Conducting clinical trials is an integral part in developing new, safe, and efficacious pharmaceutical products. Exposing study volunteers to an experimental drug, particularly in the early stages of development, is challenging because of the limited information on the functional performance of the drug candidate. Regulatory guidances and formal control and approval procedures are in place to reduce risks and safety threats to study volunteers. This article discusses the management of risks in pharmaceutical quality of clinical-trial supplies, particularly the challenges that occur for early-stage clinical trial materials for which knowledge of the drug compound is limited. The basic dilemma that seems difficult to fully circumvent is that one is gaining knowledge about the importance of quality attributes through the development process, yet the application of GMPs is predicated on that knowledge. The authors examine this dilemma and resolution in several areas: step-wise modifications of test products, the concept of "representative," genotoxic impurities, specifications and acceptance criteria, and stability studies.

Basic dilemma


STEVE ALLEN / GETTY IMAGES
The principles that ensure that modern pharmaceutical products are produced to be safe and efficacious are codified in cGMPs. In the US, these requirements are set forth in the Federal Food, Drug, and Cosmetic Act, specifically in Section 21 of the Code of Federal Regulations (CFR) Parts 210 and 211 (1–3). In Europe, cGMPs are specified in Eudralex Volume 4, and similar standards exist in most countries (4). In large part, existing regulations do not distinguish between clinical supplies and approved commercial products. One notable, but limited exception, is FDA's approach to certain Phase I clinical supplies.

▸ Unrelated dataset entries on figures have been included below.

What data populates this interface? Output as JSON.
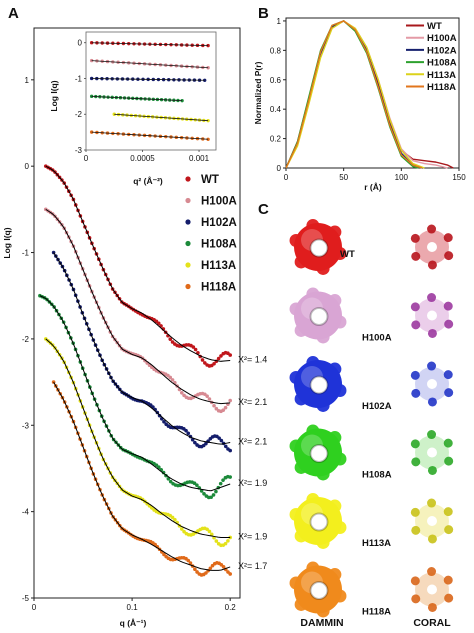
{
  "panels": {
    "a": "A",
    "b": "B",
    "c": "C"
  },
  "chart_data": [
    {
      "id": "A-main",
      "type": "scatter",
      "xlabel": "q (Å⁻¹)",
      "ylabel": "Log I(q)",
      "xlim": [
        0,
        0.21
      ],
      "ylim": [
        -5,
        1.6
      ],
      "xticks": [
        "0",
        "0.1",
        "0.2"
      ],
      "yticks": [
        "1",
        "0",
        "-1",
        "-2",
        "-3",
        "-4",
        "-5"
      ],
      "fit_line_color": "#000000",
      "series": [
        {
          "name": "WT",
          "color": "#c0161b",
          "chi2": "X²= 1.4",
          "x": [
            0.012,
            0.02,
            0.03,
            0.04,
            0.05,
            0.06,
            0.07,
            0.08,
            0.09,
            0.1,
            0.11,
            0.12,
            0.13,
            0.14,
            0.15,
            0.16,
            0.17,
            0.18,
            0.19,
            0.2
          ],
          "y": [
            0.0,
            -0.05,
            -0.18,
            -0.38,
            -0.65,
            -0.92,
            -1.18,
            -1.42,
            -1.58,
            -1.65,
            -1.7,
            -1.78,
            -1.88,
            -1.98,
            -2.07,
            -2.14,
            -2.2,
            -2.24,
            -2.26,
            -2.25
          ]
        },
        {
          "name": "H100A",
          "color": "#d78a92",
          "chi2": "X²= 2.1",
          "x": [
            0.012,
            0.02,
            0.03,
            0.04,
            0.05,
            0.06,
            0.07,
            0.08,
            0.09,
            0.1,
            0.11,
            0.12,
            0.13,
            0.14,
            0.15,
            0.16,
            0.17,
            0.18,
            0.19,
            0.2
          ],
          "y": [
            -0.5,
            -0.56,
            -0.7,
            -0.92,
            -1.2,
            -1.48,
            -1.74,
            -1.97,
            -2.12,
            -2.18,
            -2.22,
            -2.3,
            -2.4,
            -2.5,
            -2.58,
            -2.65,
            -2.7,
            -2.73,
            -2.75,
            -2.74
          ]
        },
        {
          "name": "H102A",
          "color": "#141d6b",
          "chi2": "X²= 2.1",
          "x": [
            0.02,
            0.03,
            0.04,
            0.05,
            0.06,
            0.07,
            0.08,
            0.09,
            0.1,
            0.11,
            0.12,
            0.13,
            0.14,
            0.15,
            0.16,
            0.17,
            0.18,
            0.19,
            0.2
          ],
          "y": [
            -1.0,
            -1.18,
            -1.42,
            -1.72,
            -2.0,
            -2.26,
            -2.48,
            -2.62,
            -2.68,
            -2.72,
            -2.8,
            -2.9,
            -3.0,
            -3.08,
            -3.14,
            -3.18,
            -3.2,
            -3.22,
            -3.2
          ]
        },
        {
          "name": "H108A",
          "color": "#1c8a3a",
          "chi2": "X²= 1.9",
          "x": [
            0.006,
            0.012,
            0.02,
            0.03,
            0.04,
            0.05,
            0.06,
            0.07,
            0.08,
            0.09,
            0.1,
            0.11,
            0.12,
            0.13,
            0.14,
            0.15,
            0.16,
            0.17,
            0.18,
            0.19,
            0.2
          ],
          "y": [
            -1.5,
            -1.53,
            -1.62,
            -1.8,
            -2.05,
            -2.35,
            -2.65,
            -2.92,
            -3.15,
            -3.28,
            -3.33,
            -3.37,
            -3.45,
            -3.54,
            -3.62,
            -3.68,
            -3.72,
            -3.74,
            -3.76,
            -3.72,
            -3.68
          ]
        },
        {
          "name": "H113A",
          "color": "#e4e21b",
          "chi2": "X²= 1.9",
          "x": [
            0.012,
            0.02,
            0.03,
            0.04,
            0.05,
            0.06,
            0.07,
            0.08,
            0.09,
            0.1,
            0.11,
            0.12,
            0.13,
            0.14,
            0.15,
            0.16,
            0.17,
            0.18,
            0.19,
            0.2
          ],
          "y": [
            -2.0,
            -2.08,
            -2.25,
            -2.5,
            -2.8,
            -3.1,
            -3.38,
            -3.6,
            -3.75,
            -3.82,
            -3.86,
            -3.93,
            -4.02,
            -4.1,
            -4.17,
            -4.22,
            -4.26,
            -4.28,
            -4.3,
            -4.3
          ]
        },
        {
          "name": "H118A",
          "color": "#e06a1a",
          "chi2": "X²= 1.7",
          "x": [
            0.02,
            0.03,
            0.04,
            0.05,
            0.06,
            0.07,
            0.08,
            0.09,
            0.1,
            0.11,
            0.12,
            0.13,
            0.14,
            0.15,
            0.16,
            0.17,
            0.18,
            0.19,
            0.2
          ],
          "y": [
            -2.5,
            -2.7,
            -2.95,
            -3.25,
            -3.55,
            -3.82,
            -4.05,
            -4.2,
            -4.27,
            -4.32,
            -4.38,
            -4.45,
            -4.52,
            -4.58,
            -4.62,
            -4.66,
            -4.68,
            -4.68,
            -4.64
          ]
        }
      ]
    },
    {
      "id": "A-inset",
      "type": "scatter",
      "xlabel": "q² (Å⁻²)",
      "ylabel": "Log I(q)",
      "xlim": [
        0,
        0.00115
      ],
      "ylim": [
        -3,
        0.3
      ],
      "xticks": [
        "0",
        "0.0005",
        "0.001"
      ],
      "yticks": [
        "0",
        "-1",
        "-2",
        "-3"
      ],
      "series": [
        {
          "name": "WT",
          "color": "#c0161b",
          "x": [
            5e-05,
            0.00108
          ],
          "y": [
            0.0,
            -0.08
          ]
        },
        {
          "name": "H100A",
          "color": "#d78a92",
          "x": [
            5e-05,
            0.00108
          ],
          "y": [
            -0.5,
            -0.7
          ]
        },
        {
          "name": "H102A",
          "color": "#141d6b",
          "x": [
            5e-05,
            0.00105
          ],
          "y": [
            -1.0,
            -1.05
          ]
        },
        {
          "name": "H108A",
          "color": "#1c8a3a",
          "x": [
            5e-05,
            0.00085
          ],
          "y": [
            -1.5,
            -1.62
          ]
        },
        {
          "name": "H113A",
          "color": "#e4e21b",
          "x": [
            0.00025,
            0.00108
          ],
          "y": [
            -2.0,
            -2.18
          ]
        },
        {
          "name": "H118A",
          "color": "#e06a1a",
          "x": [
            5e-05,
            0.00108
          ],
          "y": [
            -2.5,
            -2.7
          ]
        }
      ]
    },
    {
      "id": "B",
      "type": "line",
      "xlabel": "r (Å)",
      "ylabel": "Normalized P(r)",
      "xlim": [
        0,
        150
      ],
      "ylim": [
        0,
        1.02
      ],
      "xticks": [
        "0",
        "50",
        "100",
        "150"
      ],
      "yticks": [
        "0",
        "0.2",
        "0.4",
        "0.6",
        "0.8",
        "1"
      ],
      "series": [
        {
          "name": "WT",
          "color": "#a8181c",
          "x": [
            0,
            10,
            20,
            30,
            40,
            50,
            60,
            70,
            80,
            90,
            100,
            110,
            120,
            130,
            140,
            145
          ],
          "y": [
            0,
            0.18,
            0.48,
            0.78,
            0.96,
            1.0,
            0.94,
            0.8,
            0.58,
            0.32,
            0.12,
            0.06,
            0.05,
            0.04,
            0.02,
            0
          ]
        },
        {
          "name": "H100A",
          "color": "#e49aa6",
          "x": [
            0,
            10,
            20,
            30,
            40,
            50,
            60,
            70,
            80,
            90,
            100,
            110,
            120,
            130,
            140
          ],
          "y": [
            0,
            0.16,
            0.45,
            0.76,
            0.95,
            1.0,
            0.95,
            0.82,
            0.6,
            0.34,
            0.13,
            0.05,
            0.03,
            0.02,
            0
          ]
        },
        {
          "name": "H102A",
          "color": "#16206e",
          "x": [
            0,
            10,
            20,
            30,
            40,
            50,
            60,
            70,
            80,
            90,
            100,
            110,
            118
          ],
          "y": [
            0,
            0.17,
            0.47,
            0.78,
            0.96,
            1.0,
            0.94,
            0.8,
            0.56,
            0.3,
            0.1,
            0.02,
            0
          ]
        },
        {
          "name": "H108A",
          "color": "#2da12e",
          "x": [
            0,
            10,
            20,
            30,
            40,
            50,
            60,
            70,
            80,
            90,
            100,
            110,
            115
          ],
          "y": [
            0,
            0.18,
            0.49,
            0.8,
            0.97,
            1.0,
            0.93,
            0.78,
            0.54,
            0.28,
            0.08,
            0.01,
            0
          ]
        },
        {
          "name": "H113A",
          "color": "#dcd21a",
          "x": [
            0,
            10,
            20,
            30,
            40,
            50,
            60,
            70,
            80,
            90,
            100,
            110,
            120
          ],
          "y": [
            0,
            0.15,
            0.44,
            0.75,
            0.95,
            1.0,
            0.95,
            0.82,
            0.6,
            0.33,
            0.12,
            0.03,
            0
          ]
        },
        {
          "name": "H118A",
          "color": "#e2761c",
          "x": [
            0,
            10,
            20,
            30,
            40,
            50,
            60,
            70,
            80,
            90,
            100,
            110,
            118
          ],
          "y": [
            0,
            0.17,
            0.47,
            0.79,
            0.97,
            1.0,
            0.94,
            0.79,
            0.55,
            0.29,
            0.09,
            0.02,
            0
          ]
        }
      ]
    }
  ],
  "panel_c": {
    "methods": [
      "DAMMIN",
      "CORAL"
    ],
    "rows": [
      {
        "label": "WT",
        "dammin_color": "#e01d1d",
        "coral_color": "#e89aa0",
        "coral_accent": "#b8141c"
      },
      {
        "label": "H100A",
        "dammin_color": "#d9a5d4",
        "coral_color": "#e8c6e6",
        "coral_accent": "#9c3aa0"
      },
      {
        "label": "H102A",
        "dammin_color": "#1f33d8",
        "coral_color": "#c9cdf2",
        "coral_accent": "#2235c8"
      },
      {
        "label": "H108A",
        "dammin_color": "#2fd01f",
        "coral_color": "#c6efc0",
        "coral_accent": "#2ca828"
      },
      {
        "label": "H113A",
        "dammin_color": "#f3ef1d",
        "coral_color": "#f4f0b2",
        "coral_accent": "#c9c218"
      },
      {
        "label": "H118A",
        "dammin_color": "#f08a1c",
        "coral_color": "#f5d3b2",
        "coral_accent": "#d9661a"
      }
    ]
  }
}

In 2008, FDA finalized a rule exempting certain Phase I clinical supplies from Section 21 CFR Part 211 and simultaneously issued a guidance describing cGMP expectations for these clinical drug products (5). Although the guidance relaxes some expectations for clinical supplies compared with those for approved commercial products, the guidance requires most of the quality systems and components described in Section 21 CFR Part 211, including those for validated test procedures, specifications with acceptance criteria, and stability studies conducted on representative samples of the clinical supplies.

This situation creates a dilemma for industry and regulators: one is still gaining knowledge about quality attributes during development, but application of cGMPs is based on the knowledge that is being acquired. More uncertainty about what is important to quality exists in early development compared with later in development as a product design matures and moves to commercial approval. This knowledge gap means that it is impossible to implement the same level of cGMPs at Phase Ia as compared with a commercial drug product.

Although authorities generally do not expect the same level of cGMPs throughout development, there is little specific regulatory guidance on expectations for early development or for the various stages of development. As a result, International Conference on Harmonization (ICH) guidances on quality and other guidelines that are designed for commercial products are applied unevenly and unpredictably to early-development clinical trial materials because the consideration of quality varies from reviewer to reviewer and company to company. This inconsistency affects issues relating to specifications, shelf-life and stability, starting materials and the description of an API synthesis, and potential impurities.